Hay también espacio en la novela para la pérdida de las colonias, aceptadas como una realidad lógica para Andrés, pero que le sirve también para criticar la falsedad e hipocresía de una prensa excesivamente optimista y tergiversadora de la realidad, a la par que observa sorprendido el poco efecto que tal derrota causa entre los españoles. Esto sirve también de distinción entre la España real y la España oficial. Tenemos que mencionar también la muerte del bohemio Rafael Villasús, quien acaba ciego y loco, que resulta un trasunto del fallecimiento de Alejandro Sawa (1862-1909), auténtico bohemio, amigo de varios de los escritores de la generación del 98, que también fue hecho literatura como Max Estrella, el protagonista de Luces de bohemia (1924), de Valle-Inclán.

Encontramos también un cierto tipo de antisemitismo que en la actualidad resultará algo grotesco, pero que no tiene relación directa con una cuestión de razas, sino, más bien, con forma de pensar y actuar, podríamos decir judeocristiana, que será despreciada por Baroja, más afín a un espíritu más centroeuropeísta y agnóstico. A pesar de ello, es relevante el título de la obra, El árbol de la ciencia, que se desprende de una de las historias bíblicas más conocidas: la expulsión del Edén de Adán y Eva por consumir del fruto prohibido del mencionado árbol.

Se hará mención expresa del mismo en la parte de "Inquisiciones", pero podemos advertir el carácter simbólico que hay en el final de la novela: cuando Andrés ha alcanzado la ataraxia, su particular "paraíso", aislado felizmente de la sociedad junto a su esposa, será ella quien tenga el deseo de tener un hijo, contraria a los deseos de Hurtado, y lo que conlleve su desastre final. Precisamente, el relato bíblico hace hincapié en el sufrimiento del parto una vez expulsados del paraíso.

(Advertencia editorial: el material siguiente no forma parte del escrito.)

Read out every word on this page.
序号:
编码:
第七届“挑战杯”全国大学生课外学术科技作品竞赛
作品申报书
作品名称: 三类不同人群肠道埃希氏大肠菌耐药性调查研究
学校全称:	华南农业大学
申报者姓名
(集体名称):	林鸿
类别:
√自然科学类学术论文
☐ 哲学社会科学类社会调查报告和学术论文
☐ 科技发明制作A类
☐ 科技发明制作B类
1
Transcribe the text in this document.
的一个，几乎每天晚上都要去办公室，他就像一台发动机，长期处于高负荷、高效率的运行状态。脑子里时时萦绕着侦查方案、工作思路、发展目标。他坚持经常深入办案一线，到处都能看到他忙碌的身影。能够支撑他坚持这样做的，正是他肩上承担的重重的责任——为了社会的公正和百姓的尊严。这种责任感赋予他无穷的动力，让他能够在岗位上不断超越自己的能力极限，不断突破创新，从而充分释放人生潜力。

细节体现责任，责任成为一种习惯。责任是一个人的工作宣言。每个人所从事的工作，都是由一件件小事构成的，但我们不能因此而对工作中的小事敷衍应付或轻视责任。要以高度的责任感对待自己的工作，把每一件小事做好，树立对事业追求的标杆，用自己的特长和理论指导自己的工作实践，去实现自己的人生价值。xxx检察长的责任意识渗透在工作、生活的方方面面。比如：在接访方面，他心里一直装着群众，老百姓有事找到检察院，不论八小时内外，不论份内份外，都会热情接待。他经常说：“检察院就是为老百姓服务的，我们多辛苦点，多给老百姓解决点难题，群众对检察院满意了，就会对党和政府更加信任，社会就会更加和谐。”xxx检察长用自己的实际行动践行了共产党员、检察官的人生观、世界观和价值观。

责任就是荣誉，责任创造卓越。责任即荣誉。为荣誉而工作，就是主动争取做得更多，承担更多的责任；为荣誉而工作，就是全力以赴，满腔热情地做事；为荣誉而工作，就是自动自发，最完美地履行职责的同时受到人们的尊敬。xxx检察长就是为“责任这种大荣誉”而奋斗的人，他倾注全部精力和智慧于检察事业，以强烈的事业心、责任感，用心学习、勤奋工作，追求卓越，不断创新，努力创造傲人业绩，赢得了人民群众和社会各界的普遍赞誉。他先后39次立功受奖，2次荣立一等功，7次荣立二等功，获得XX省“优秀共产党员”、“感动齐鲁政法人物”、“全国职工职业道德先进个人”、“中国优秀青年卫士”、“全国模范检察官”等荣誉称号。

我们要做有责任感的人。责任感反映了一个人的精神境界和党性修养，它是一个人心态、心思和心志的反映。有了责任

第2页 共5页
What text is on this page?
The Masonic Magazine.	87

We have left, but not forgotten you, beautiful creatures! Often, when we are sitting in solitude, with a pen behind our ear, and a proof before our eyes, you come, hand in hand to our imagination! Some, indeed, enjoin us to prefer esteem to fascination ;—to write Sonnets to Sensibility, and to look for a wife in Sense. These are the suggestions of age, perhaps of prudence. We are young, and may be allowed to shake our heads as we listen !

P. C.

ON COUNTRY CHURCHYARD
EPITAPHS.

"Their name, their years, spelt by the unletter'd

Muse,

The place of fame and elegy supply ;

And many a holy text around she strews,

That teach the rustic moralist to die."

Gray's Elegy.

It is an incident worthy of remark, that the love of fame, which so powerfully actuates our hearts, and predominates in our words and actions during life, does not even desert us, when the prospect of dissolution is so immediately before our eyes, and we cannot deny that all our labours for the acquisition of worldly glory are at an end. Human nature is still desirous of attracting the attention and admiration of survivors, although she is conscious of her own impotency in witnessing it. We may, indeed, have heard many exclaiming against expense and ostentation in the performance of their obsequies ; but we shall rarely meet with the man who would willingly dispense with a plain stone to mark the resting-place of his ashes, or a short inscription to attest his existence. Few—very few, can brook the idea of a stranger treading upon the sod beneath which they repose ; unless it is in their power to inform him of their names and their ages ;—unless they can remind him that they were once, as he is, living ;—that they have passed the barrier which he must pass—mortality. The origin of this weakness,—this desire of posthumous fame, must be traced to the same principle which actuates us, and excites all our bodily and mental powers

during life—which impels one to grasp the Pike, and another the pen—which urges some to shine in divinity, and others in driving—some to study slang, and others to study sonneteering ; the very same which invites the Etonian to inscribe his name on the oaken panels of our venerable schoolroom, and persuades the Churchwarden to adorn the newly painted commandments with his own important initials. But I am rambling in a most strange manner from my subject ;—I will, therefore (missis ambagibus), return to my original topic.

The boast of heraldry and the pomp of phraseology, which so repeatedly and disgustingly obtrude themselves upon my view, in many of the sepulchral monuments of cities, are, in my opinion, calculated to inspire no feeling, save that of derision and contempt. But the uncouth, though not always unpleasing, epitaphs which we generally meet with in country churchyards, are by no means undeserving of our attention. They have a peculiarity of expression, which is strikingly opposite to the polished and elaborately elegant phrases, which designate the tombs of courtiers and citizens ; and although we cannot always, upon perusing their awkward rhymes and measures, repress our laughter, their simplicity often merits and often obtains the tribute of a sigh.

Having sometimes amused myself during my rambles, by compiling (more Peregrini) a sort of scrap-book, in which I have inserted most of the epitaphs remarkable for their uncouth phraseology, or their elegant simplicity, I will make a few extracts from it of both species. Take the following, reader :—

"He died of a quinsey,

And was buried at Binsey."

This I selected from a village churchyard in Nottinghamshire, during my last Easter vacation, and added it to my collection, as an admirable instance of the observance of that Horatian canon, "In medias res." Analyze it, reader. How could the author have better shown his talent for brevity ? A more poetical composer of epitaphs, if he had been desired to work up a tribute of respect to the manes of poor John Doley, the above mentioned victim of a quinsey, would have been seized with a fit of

La crítica final a la actitud excesivamente científica e higiénica de Andrés pondrá de manifiesto la contradicción entre la vida natural, más cercana al paraíso bíblico, y la vida científica, la que supuso la expulsión del mismo.

Adán y Eva en el Paraíso, de Rubens
Salió la luna; la enorme ciudad, con sus fachadas blancas, dormía en el silencio; en los balcones centrales encima del portón, pintado de azul, brillaban los geranios; las rejas, con sus cruces, daban una impresión de romanticismo y de misterio, de tapadas y escapatorias de convento; por encima de alguna tapia, brillante de blancura como un témpano de nieve, caía una guirnalda de hiedra negra, y todo este pueblo, grande, desierto, silencioso, bañado por la suave claridad de la luna, parecía un inmenso sepulcro. (pág. 191)

En El árbol de la ciencia encontramos una escritura concisa, que no desarrolla en exceso ni se detiene en descripciones fútiles. No hay así una elaboración retórica en su narrativa ni una preferencia por el detallismo, al contrario, resulta sobrio, guardando bien el equilibrio con la descripción, que resulta más impresionista que minuciosa, y la narración. Destacan también los diálogos, que resultan naturales y, en este caso concreto, reúne algunas sentencias que se relacionan directamente con el pesimismo de Baroja.

En conclusión, una obra sobria, concisa, pero también filosófica y crítica, que reúne varias de las características que tantas veces se han mencionado en torno a la Generación del 98, pero que revelan en verdad la buena labor literaria de un autor como Pío Baroja, admirado narrador no solo en España, sino también fuera de nuestras fronteras, como muestran John Dos Passos o Ernest Hemingway. El árbol de la ciencia nos transporta a la desdichada vida de Andrés en una España lejana en cien años, pero cuya realidad y crítica nos puede resultar más cercana de lo que pensábamos.